After various behaviors of the AP are specified in the foregoing protocol, behaviors of a station (station, STA) associated with the AP are affected. Specifically, after accessing the WLAN, the STA is associated with an AP by using a basic service set (basic service set, BSS). The STA further scans another channel, so that the STA is associated with another AP when communication quality of the current BSS deteriorates.

After switching to the DFS channel, the STA needs to scan the DFS channel. The CAC performed by the AP on the DFS channel may fail, that is, the AP fails to complete the CAC on the DFS channel, or the AP detects a radar in the 1-minute silent period. As a result, the STA fails to scan the DFS channel, and the STA switching to the DFS channel wastes air interface resources.

SUMMARY

This application provides a channel indication sending method, to resolve a problem that a STA fails to scan a DFS channel on which CAC is not completed. Specifically, this application discloses the following technical solutions.

According to a first aspect, this application provides a channel indication sending method. The method may be applied to a first access point, and the first access point is associated with a station. The method includes: The first access point receives channel information from a second access point. The channel information indicates that an operating channel of the second access point is a first channel, and whether the second access point successfully performs CAC on the first channel. The second access point is a neighbor of the first access point, and the first channel is a DFS channel.

The first access point sends, on a second channel, a WLAN frame to a station associated with the first access point. The second channel is an operating channel of the first access point. The WLAN frame includes an indication about the first channel and an indication of whether the second access point successfully performs the CAC on the first channel.

If it indicates that the CAC on the first channel succeeds, the station switches to the first channel and scans the first channel.

According to the method provided in this aspect, the first access point sends a channel indication to the station associated with the first access point, to indicate whether the neighbor second access point successfully performs CAC on the DFS channel. In this case, the station can scan, only after the second access point successfully performs the CAC, the DFS channel on which the second access point is located. This avoids a waste of air interface resources caused by switching by the station to a DFS channel on which CAC fails. This method increases a success rate of scanning a DFS channel by the station, and further saves air interface resources.

Optionally, the first channel is in a channel report (Channel Report) information element.

Optionally, the channel report information element includes a vendor-specific (vendor specific) field. Further, the vendor-specific field is used to indicate whether the second access point successfully performs the CAC on the first channel.

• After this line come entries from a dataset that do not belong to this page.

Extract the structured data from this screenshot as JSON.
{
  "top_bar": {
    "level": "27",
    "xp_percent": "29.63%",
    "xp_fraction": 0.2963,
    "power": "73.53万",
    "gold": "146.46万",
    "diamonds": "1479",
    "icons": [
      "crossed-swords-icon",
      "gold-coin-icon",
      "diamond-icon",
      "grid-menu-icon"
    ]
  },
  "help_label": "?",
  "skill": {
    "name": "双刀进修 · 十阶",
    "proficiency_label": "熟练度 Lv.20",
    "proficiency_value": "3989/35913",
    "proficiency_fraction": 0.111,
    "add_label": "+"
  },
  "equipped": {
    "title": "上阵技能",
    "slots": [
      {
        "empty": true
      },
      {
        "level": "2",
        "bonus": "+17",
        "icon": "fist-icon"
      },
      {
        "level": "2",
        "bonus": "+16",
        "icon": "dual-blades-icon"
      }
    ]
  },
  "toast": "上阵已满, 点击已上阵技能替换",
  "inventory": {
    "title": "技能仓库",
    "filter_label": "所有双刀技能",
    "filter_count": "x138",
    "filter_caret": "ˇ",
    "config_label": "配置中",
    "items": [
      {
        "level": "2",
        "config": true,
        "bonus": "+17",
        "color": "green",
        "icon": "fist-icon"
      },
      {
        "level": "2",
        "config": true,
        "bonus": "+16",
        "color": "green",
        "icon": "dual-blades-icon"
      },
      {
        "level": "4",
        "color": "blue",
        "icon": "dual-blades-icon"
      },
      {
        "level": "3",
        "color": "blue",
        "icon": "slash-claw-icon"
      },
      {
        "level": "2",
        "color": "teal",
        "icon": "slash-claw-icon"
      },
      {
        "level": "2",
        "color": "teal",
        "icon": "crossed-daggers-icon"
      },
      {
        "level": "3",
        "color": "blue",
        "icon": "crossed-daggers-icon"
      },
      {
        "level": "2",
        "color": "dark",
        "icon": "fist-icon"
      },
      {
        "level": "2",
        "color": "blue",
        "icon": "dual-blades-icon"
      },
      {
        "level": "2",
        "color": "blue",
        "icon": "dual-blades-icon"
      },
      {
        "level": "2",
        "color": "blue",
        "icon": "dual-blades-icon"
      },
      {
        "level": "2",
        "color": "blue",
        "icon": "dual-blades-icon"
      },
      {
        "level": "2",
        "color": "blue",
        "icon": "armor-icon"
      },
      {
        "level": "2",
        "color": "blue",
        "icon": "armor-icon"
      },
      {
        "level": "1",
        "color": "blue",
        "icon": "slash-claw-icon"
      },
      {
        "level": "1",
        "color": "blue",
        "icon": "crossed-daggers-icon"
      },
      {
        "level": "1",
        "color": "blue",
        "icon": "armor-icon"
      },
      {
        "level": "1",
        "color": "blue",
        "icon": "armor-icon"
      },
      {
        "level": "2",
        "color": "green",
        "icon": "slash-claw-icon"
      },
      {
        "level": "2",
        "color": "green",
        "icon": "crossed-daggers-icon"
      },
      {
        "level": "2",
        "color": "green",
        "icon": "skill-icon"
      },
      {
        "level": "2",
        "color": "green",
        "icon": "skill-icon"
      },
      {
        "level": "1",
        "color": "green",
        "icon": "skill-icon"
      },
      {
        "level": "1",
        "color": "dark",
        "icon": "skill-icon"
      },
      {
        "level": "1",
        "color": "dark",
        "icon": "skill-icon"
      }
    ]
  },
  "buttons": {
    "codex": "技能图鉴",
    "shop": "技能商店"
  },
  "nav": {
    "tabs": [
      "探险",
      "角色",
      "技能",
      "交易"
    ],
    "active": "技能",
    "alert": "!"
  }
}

Further, if content carried in the field is “1”, it indicates that the CAC succeeds. If the content carried in the field is “0”, it indicates that the CAC fails. Still further, the CAC failure includes the following two cases:

In one case, the second access point fails to complete the CAC on the DFS channel and is still in a 1-minute silent period.

In another case, the second access point completes the CAC on the DFS channel and finds a radar during the 1-minute silent period.

According to a second aspect, this application provides a channel scanning method. The method may be applied to a station, and the station is associated with a first access point. Specifically, the method includes:

The station receives a WLAN frame from a first access point. The WLAN frame includes an indication about a first channel on which a second access point operates and an indication of whether the second access point successfully performs CAC on the first channel, and the first channel is a DFS channel.

The station scans, based on the indication about the first channel and the indication of whether the CAC succeeds, the first channel only if the second access point successfully performs the CAC on the first channel.

Optionally, the first channel is in a channel report information element.

With reference to the second aspect, in a possible implementation of the second aspect, the scanning, by the station, the first channel includes: The station sends a probe request on the DFS channel immediately after the station switches to the DFS channel on which the CAC succeeds.

In addition, the method further includes: The station receives a probe response returned by the second access point. After receiving the probe response, the station completes scanning on the DFS channel and returns to the second channel. The second channel is an operating channel of the first access point.

In the method, when the WLAN frame sent by the first access point indicates that the CAC succeeds, the station switches to the DFS channel on which the second access point is located, immediately sends a probe request frame, and starts to scan the DFS channel. This reduces waiting time during which the station can start to send a probe request frame only after receiving a beacon frame on the DFS channel. The method significantly shortens dwell time of the station on the DFS channel, so that the station can return to the original operating channel after scanning the DFS channel. This avoids frame freezing of audio or video caused by long dwell time of the station on the DFS channel.

According to a third aspect, this application provides a channel indication sending method. The method may be applied to a first access point, and the first access point is associated with a station. The method includes:

The first access point receives channel information from at least one neighbor access point whose operating channel is a DFS channel. The channel information from each neighbor access point is used to indicate an operating channel of a corresponding access point, and whether the corresponding access point successfully performs CAC.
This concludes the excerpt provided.